I’m not sure if this story shows how I’m maturing or if it serves as further proof about how pathetic I’ve become…
When I was in college I did the typical college things. Most notably, I partied. And, of course, partying gave way to stupid and/or hilarious decisions. The most common decision was to drunk dial people and/or incoherently ramble about how “awesome” someone was. You know, like, “Hey, John, you know Karen right? Of course you do! Isn’t she just AWESOME. She’s so pretty and cool and awesome. Like SO awesome, you know?”
Oh, the good ole days!
A little while back a couple friends and I noticed I had a new drunken obsession.
Was I drunk-dialing again? Nope.
Mumbling about some hot girl I worked with? Negative.

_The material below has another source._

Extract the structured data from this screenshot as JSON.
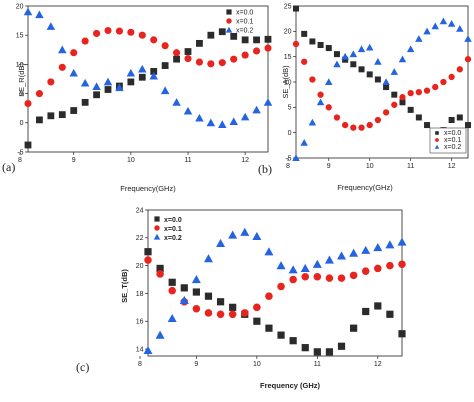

Whining about missing my ex? Not at all.
Blabbing about some chick at the bar? No, sir.
It is none of the typical drunken hangups.
Instead, my drunk brain turns to…my dog. That’s right, my damn dog. I now ramble on about how great my dog is. Sigh, what has become of me?
I ask whatever poor group of saps happens to be out with me: “Why would anyone give away my dog? Why was she in a kennel? I mean, seriously, who would give up such a great pet!?”
It is now a running joke, that drunk-me mostly brings up to get a chuckle, but I’m sure part of drunk-me is still quite serious.
What. A. Nerd.

It could be worse.
You could be a single woman.
Talking about her cat.
For the record. My cat IS AWSOME!
Not as awesome as my dog. We should get drunk and debate it.
I hear that you actually turn to Skype sex, too. Nothing wrong with that.
i’m a big fan of the tag “drunk dials or dunk hookups no thanks i’ll snuggle with my dog.”
Skype sex? I hate to ruin some weird fantasy you have about annoymous bloggers, but none of that here.
Thanks for the compliment on the tag. I enjoy it and hope to use it often.